One of the biggest examples in physics where calculus is important and necessary is when finding the work done on an object due to an external force. Without calculus, a very select few problems can be solved — namely those where the force applied is always constant. However, with calculus, a wider range of problems in this category can be solved.

This is not the case for most real-world situations. It is almost impossible to launch a rocket into space at a perfectly constant acceleration, for example. Thus, calculus is needed to accurately find the work done on an object for a non-constant force. 

Other than coursework, calculus is an integral part in the professional world, too. Consider structural engineering, where calculus is used to calculate heat loss in buildings, forces acting on complex structural configurations and structural analysis in seismic design requirements — which is especially important here in California.
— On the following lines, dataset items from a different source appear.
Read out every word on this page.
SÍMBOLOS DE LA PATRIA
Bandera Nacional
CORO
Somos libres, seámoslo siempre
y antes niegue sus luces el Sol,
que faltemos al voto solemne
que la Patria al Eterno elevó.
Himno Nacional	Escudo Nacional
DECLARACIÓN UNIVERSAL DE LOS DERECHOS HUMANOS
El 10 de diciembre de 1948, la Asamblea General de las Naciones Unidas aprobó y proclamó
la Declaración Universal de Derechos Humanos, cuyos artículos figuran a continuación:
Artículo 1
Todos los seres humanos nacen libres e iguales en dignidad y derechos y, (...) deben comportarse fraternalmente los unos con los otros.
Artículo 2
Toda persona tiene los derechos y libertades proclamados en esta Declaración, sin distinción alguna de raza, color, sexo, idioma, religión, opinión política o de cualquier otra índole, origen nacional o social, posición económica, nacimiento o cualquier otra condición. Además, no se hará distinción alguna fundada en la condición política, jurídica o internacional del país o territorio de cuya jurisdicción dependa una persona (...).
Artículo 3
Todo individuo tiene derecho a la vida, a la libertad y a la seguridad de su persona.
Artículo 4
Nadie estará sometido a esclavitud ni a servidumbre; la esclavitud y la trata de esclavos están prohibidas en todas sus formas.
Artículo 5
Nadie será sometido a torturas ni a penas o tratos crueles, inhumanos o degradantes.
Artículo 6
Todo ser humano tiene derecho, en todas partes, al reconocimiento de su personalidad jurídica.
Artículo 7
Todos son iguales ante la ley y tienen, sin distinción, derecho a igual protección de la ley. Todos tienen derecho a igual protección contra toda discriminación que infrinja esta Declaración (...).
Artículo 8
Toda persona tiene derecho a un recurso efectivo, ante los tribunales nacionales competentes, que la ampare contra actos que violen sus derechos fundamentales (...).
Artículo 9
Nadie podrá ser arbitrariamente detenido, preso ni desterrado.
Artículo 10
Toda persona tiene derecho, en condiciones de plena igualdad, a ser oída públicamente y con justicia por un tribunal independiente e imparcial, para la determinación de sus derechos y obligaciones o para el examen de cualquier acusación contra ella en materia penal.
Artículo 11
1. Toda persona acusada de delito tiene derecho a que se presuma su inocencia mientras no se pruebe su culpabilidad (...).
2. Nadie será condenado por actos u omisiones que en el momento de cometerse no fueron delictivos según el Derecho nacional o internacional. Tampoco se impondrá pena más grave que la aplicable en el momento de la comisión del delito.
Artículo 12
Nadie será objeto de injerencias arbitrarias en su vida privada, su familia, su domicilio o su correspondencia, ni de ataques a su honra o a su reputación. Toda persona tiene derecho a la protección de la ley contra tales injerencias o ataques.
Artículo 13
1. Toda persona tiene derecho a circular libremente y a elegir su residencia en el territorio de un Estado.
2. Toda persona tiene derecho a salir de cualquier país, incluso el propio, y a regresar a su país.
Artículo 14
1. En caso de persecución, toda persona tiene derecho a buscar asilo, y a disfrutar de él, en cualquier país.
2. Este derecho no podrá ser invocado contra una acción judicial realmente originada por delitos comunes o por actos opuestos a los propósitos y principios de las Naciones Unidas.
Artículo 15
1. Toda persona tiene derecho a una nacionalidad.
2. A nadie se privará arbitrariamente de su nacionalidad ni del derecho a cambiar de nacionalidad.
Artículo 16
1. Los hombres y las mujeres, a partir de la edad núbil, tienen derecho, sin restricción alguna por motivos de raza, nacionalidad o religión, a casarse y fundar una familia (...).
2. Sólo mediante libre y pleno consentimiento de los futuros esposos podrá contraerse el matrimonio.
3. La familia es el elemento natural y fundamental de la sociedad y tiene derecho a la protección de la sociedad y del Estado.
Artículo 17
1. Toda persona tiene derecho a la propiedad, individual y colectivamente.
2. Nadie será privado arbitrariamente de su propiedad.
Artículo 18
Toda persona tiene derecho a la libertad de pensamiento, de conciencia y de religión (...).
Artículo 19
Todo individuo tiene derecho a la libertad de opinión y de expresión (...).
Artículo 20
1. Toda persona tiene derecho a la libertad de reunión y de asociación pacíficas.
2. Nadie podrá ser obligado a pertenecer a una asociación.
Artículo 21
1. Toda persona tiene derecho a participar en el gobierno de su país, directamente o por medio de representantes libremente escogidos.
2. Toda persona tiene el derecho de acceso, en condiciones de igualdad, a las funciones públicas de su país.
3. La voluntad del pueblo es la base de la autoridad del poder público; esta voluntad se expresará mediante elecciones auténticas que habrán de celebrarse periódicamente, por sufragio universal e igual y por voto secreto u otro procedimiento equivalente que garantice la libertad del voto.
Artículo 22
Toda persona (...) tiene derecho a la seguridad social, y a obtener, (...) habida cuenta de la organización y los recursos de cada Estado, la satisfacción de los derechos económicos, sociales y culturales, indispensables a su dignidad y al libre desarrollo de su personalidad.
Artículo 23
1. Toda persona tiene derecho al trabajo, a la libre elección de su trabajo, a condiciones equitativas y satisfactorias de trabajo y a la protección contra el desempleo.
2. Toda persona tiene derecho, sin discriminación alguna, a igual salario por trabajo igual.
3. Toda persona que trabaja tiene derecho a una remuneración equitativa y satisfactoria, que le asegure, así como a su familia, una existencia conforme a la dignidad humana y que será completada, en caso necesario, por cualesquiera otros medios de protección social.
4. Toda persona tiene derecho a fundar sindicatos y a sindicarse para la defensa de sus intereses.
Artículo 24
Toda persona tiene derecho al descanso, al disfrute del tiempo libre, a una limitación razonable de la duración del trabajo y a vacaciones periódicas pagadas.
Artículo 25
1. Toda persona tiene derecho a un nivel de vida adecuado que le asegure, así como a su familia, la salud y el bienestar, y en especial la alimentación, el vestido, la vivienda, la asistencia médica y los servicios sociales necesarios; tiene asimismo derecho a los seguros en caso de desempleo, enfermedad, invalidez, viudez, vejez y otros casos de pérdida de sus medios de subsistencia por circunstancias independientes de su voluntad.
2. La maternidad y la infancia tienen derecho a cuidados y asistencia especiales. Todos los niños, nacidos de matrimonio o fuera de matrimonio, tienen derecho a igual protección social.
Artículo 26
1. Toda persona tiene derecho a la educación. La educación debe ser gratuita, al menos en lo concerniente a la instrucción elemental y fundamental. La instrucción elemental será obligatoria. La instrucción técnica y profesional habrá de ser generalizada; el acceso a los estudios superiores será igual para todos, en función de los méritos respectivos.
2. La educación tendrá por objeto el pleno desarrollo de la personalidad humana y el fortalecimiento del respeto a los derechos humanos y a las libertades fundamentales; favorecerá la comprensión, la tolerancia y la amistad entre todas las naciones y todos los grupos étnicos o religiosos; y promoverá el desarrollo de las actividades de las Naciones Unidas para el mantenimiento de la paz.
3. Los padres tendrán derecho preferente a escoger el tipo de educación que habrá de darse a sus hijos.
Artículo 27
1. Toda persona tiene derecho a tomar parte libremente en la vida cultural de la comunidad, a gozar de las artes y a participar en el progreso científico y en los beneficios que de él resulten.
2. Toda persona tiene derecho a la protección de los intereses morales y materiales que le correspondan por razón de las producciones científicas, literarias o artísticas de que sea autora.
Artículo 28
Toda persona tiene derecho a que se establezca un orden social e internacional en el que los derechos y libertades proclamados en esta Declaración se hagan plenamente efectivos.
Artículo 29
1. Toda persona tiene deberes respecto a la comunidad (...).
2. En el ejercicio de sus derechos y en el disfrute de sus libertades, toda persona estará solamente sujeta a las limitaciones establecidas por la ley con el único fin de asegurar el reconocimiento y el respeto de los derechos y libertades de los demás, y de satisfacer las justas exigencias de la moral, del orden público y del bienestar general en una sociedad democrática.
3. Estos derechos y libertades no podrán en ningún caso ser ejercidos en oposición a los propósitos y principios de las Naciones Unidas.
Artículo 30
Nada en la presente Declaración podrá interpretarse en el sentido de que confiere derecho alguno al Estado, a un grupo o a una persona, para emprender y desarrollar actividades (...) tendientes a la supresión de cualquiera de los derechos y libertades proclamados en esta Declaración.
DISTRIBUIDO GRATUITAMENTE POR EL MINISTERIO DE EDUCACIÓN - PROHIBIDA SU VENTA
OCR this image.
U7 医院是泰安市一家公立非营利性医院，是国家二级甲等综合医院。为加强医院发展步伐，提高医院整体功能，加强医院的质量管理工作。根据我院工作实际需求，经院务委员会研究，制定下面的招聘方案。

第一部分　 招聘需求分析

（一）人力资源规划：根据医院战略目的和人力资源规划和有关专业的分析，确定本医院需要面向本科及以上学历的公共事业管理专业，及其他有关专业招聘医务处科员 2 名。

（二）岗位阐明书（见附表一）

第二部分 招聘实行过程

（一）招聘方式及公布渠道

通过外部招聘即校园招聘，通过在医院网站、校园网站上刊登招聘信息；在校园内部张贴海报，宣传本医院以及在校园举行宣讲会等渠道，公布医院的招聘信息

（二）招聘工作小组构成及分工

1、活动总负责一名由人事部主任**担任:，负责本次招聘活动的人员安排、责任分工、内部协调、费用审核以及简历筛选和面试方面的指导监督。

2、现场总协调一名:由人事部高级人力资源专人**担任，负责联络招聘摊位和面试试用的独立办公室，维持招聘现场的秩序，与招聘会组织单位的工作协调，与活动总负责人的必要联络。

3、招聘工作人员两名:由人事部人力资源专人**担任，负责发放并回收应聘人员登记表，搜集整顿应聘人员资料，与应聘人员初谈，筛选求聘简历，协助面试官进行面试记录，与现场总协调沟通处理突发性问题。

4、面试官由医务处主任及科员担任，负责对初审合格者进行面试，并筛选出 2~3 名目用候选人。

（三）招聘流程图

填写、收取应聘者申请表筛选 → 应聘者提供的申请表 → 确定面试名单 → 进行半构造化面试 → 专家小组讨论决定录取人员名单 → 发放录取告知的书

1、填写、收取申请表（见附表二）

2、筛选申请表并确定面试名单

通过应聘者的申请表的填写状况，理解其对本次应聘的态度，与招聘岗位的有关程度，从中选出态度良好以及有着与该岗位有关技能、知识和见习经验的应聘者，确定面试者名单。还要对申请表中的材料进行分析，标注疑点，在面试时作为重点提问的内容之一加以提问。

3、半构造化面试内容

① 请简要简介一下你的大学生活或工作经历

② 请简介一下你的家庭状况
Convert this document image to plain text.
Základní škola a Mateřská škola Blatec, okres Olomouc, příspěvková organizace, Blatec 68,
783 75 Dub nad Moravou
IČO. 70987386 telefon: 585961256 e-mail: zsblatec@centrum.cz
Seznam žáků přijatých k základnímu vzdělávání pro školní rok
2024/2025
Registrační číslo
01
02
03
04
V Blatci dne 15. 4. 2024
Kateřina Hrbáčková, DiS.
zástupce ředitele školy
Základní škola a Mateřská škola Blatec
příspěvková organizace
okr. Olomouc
For those looking for STEM jobs in the future, knowing calculus well opens up dozens of career possibilities.

Calculus is also prevalent in the world of medicine, where the spread of disease can be modeled by a logistic function, a topic covered in the second semester of AP Calculus BC. Oncologists use more complex logistic functions to analyze the growth of cancer tumors and pandemic epidemiologists can use them to track the spread of future diseases like COVID-19. In these ways, calculus is necessary for measuring risks to personal and public health and finding solutions to contain the spread of disease. 

Many people assert their dislike for calculus mainly because it is a hard class. And while calculus is an inherently difficult subject, learning it thoroughly matters more than the grade. 

Even for non-STEM students, calculus can change the way people understand their world. Outside of academia, it is short sighted to assert that in the professional world, calculus is useless. Far from it. Calculus, a key component in many jobs, will always be a foundational part of any worthwhile high school math curriculum.